One more success: Zani was happy to get on the same scale, beeps and all, to get weighed for the rest of her life. The footage is at the end of the video embedded above.
My Quandary
For a few years now, I have quietly worked with clients with sound phobic dogs by creating custom sound series. I required the collaboration of a credentialed behavior specialist since my work was only from the acoustics side. Despite some modest successes, I have stopped providing this service. Virtually every dog who came to me had already generalized their fears such that we always had to deal with a new scary sound. A sad game of whack-a-mole. (The sounds the dogs got sensitized to were less alike than beeps. An example would be a dog who is bothered by the sound of the engines of certain delivery trucks then getting sensitized to the backing-up sound or the puff of the brakes.) For these dogs, conditioning one sound didn’t “erase” the problems with the others. Most of the dogs were on medications, by the way.

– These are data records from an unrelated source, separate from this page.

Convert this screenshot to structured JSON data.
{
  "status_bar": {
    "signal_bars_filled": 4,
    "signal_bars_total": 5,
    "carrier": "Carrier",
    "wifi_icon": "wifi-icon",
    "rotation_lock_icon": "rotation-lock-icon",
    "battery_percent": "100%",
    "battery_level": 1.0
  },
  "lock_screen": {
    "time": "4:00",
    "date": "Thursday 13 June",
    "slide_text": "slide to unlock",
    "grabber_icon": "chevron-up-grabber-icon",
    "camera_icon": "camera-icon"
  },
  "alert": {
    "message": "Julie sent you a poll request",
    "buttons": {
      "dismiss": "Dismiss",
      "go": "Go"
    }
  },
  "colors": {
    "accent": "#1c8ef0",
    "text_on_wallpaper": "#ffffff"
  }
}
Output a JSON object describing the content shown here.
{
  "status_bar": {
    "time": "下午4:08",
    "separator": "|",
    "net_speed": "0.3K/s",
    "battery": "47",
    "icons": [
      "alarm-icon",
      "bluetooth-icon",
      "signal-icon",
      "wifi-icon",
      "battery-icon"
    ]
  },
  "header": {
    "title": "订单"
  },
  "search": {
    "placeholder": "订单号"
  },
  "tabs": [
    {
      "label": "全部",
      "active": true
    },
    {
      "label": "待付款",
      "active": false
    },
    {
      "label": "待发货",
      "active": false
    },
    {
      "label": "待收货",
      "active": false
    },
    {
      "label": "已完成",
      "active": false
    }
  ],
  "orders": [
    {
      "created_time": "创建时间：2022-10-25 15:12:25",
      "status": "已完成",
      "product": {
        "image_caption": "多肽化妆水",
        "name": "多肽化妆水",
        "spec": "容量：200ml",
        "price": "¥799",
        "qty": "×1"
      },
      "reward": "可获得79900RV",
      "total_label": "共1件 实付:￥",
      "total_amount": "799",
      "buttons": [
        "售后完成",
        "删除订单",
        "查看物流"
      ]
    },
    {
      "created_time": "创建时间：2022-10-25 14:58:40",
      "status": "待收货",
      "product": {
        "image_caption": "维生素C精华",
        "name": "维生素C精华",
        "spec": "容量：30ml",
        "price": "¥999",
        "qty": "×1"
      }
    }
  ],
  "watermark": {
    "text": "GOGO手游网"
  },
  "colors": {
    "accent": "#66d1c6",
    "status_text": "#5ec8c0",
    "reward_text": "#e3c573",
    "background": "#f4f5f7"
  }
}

I believe this information should be freely available, hence this pair of posts. But I worry that it will lead to more people scaring their dogs by tinkering with sounds without expert help from a behavior professional. (Of course, people already do that with various “desensitization” sound apps.) I considered the idea of creating an app or a membership program, but the administrative work necessary for that would not be possible for me.
My compromise is that I may publish a few “off-the-shelf” sound series (e.g., an electronic beep, an explosive pop, and the smoke alarm low battery noise). I’ll softly gatekeep them by requiring users to sign a disclaimer and convince me they will follow good practices before accessing. If I charge at all, they will be reasonably priced.
For now I’m putting this concept into the public domain. Please be careful. And I hope to see some beautiful successes.
Related Posts
References
Poppen, R. (1970). Counterconditioning of Conditioned Suppression in Rats. Psychological Reports, 27(2), 659–671.